一方、女性の職業選択範囲の拡大、地位の向上、女性の能力の社会的活用において、教育は大きな役割を果してきました。


大学の入試が選別の機能をもつことは盾の両面のようにプラスとマイナスの面がありますが、少なくともこの段階では性別は問題にならないので、女性のうち特に有能な女性は大きな利益を受けます。
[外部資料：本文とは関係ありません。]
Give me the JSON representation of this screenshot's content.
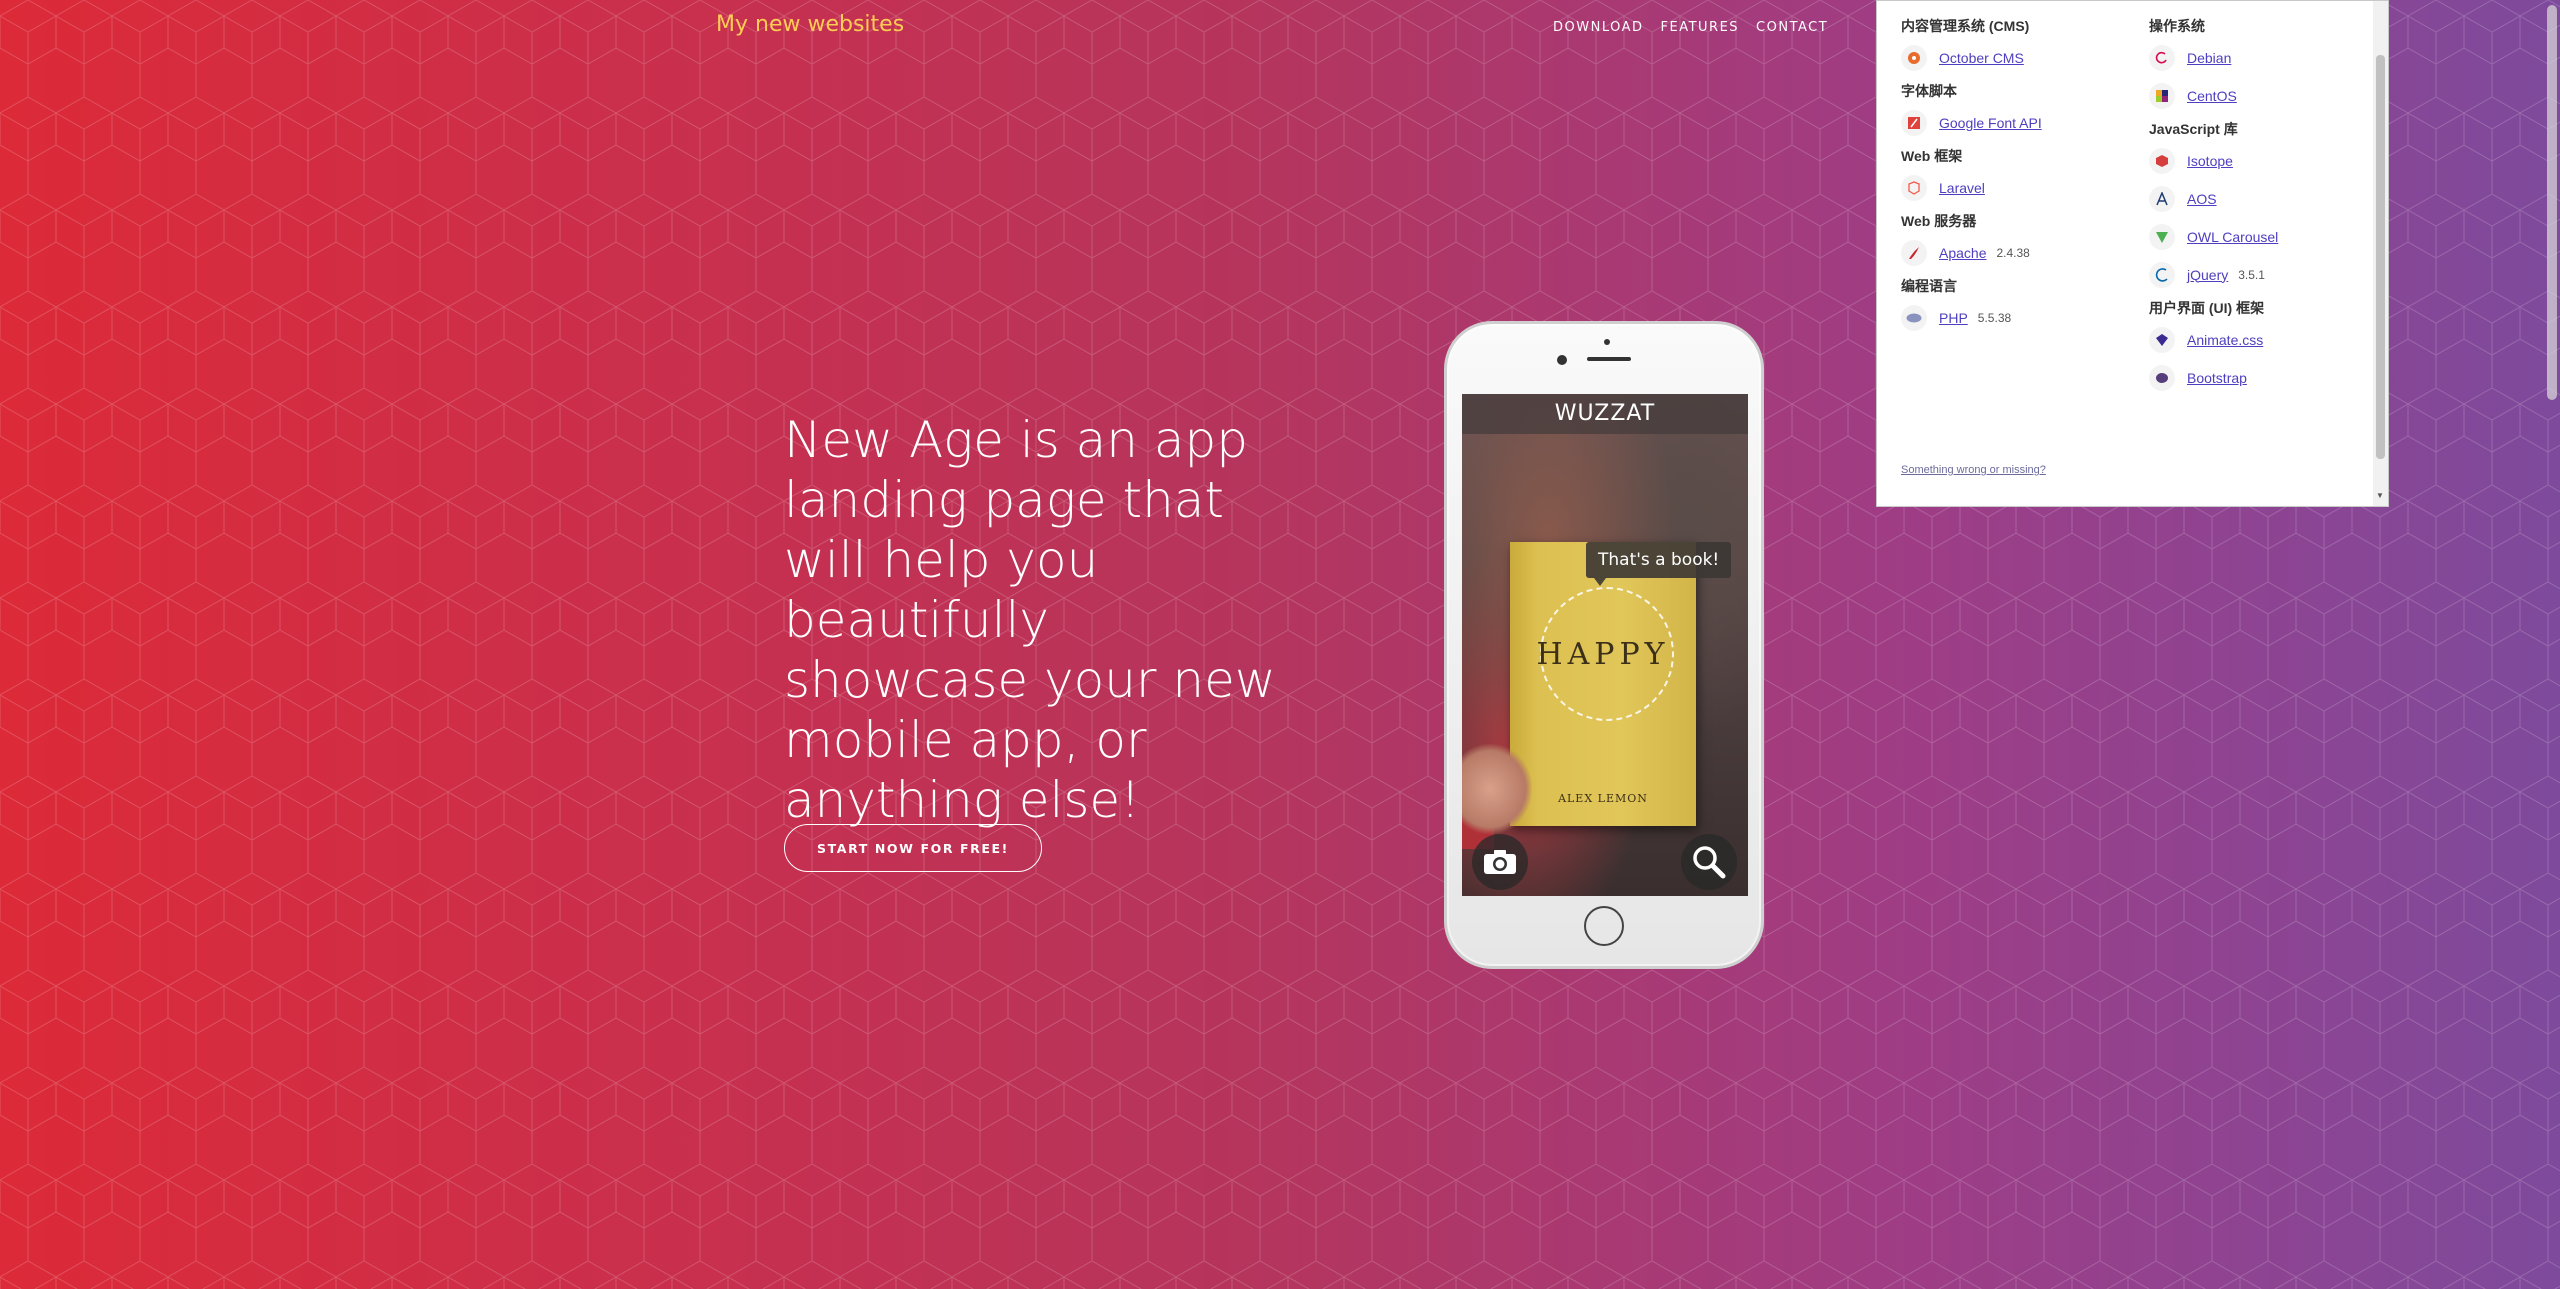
{
  "header": {
    "brand": "My new websites",
    "nav": [
      "DOWNLOAD",
      "FEATURES",
      "CONTACT"
    ]
  },
  "hero": {
    "heading": "New Age is an app landing page that will help you beautifully showcase your new mobile app, or anything else!",
    "cta": "START NOW FOR FREE!"
  },
  "phone": {
    "app_title": "WUZZAT",
    "bubble": "That's a book!",
    "book_title": "HAPPY",
    "book_author": "ALEX LEMON"
  },
  "wappalyzer": {
    "left": [
      {
        "category": "内容管理系统 (CMS)",
        "items": [
          {
            "name": "October CMS",
            "version": "",
            "icon": "october-cms-icon"
          }
        ]
      },
      {
        "category": "字体脚本",
        "items": [
          {
            "name": "Google Font API",
            "version": "",
            "icon": "google-font-api-icon"
          }
        ]
      },
      {
        "category": "Web 框架",
        "items": [
          {
            "name": "Laravel",
            "version": "",
            "icon": "laravel-icon"
          }
        ]
      },
      {
        "category": "Web 服务器",
        "items": [
          {
            "name": "Apache",
            "version": "2.4.38",
            "icon": "apache-icon"
          }
        ]
      },
      {
        "category": "编程语言",
        "items": [
          {
            "name": "PHP",
            "version": "5.5.38",
            "icon": "php-icon"
          }
        ]
      }
    ],
    "right": [
      {
        "category": "操作系统",
        "items": [
          {
            "name": "Debian",
            "version": "",
            "icon": "debian-icon"
          },
          {
            "name": "CentOS",
            "version": "",
            "icon": "centos-icon"
          }
        ]
      },
      {
        "category": "JavaScript 库",
        "items": [
          {
            "name": "Isotope",
            "version": "",
            "icon": "isotope-icon"
          },
          {
            "name": "AOS",
            "version": "",
            "icon": "aos-icon"
          },
          {
            "name": "OWL Carousel",
            "version": "",
            "icon": "owl-carousel-icon"
          },
          {
            "name": "jQuery",
            "version": "3.5.1",
            "icon": "jquery-icon"
          }
        ]
      },
      {
        "category": "用户界面 (UI) 框架",
        "items": [
          {
            "name": "Animate.css",
            "version": "",
            "icon": "animate-css-icon"
          },
          {
            "name": "Bootstrap",
            "version": "",
            "icon": "bootstrap-icon"
          }
        ]
      }
    ],
    "footer_link": "Something wrong or missing?"
  },
  "colors": {
    "brand": "#fdcc52",
    "gradient_left": "#dc2a38",
    "gradient_right": "#7e4a9c",
    "link": "#4d3fbf"
  }
}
女性一般の能力についてまだ偏見をもっている人に対しても、一流大卒というブランドは大きな威力を発揮します。


日本の大学には教育機能よりも選別機能があることが、ここでも影響するのです。


これは大学に限ったことではありません。


国家公務員上級甲種試験にしろ司法試験にしろ、医師国家試験あるいは公認会計士試験にしろ、高度で困難な試験に合格することで、女性は男性以上に大きな実益と威信を手に入れます。


いわば彼女たちは、選別試験によって社会の荒波をくぐりぬけるにたる有力な武器を手に入れるといえます。


そのように重装備をすることで、男だ女だという性による差を超越することができるのです。


少なくとも、なんの資格も有しない男性と資格を有する男性の間の差より、女性の中で資格の有無による差の方が大きいのです。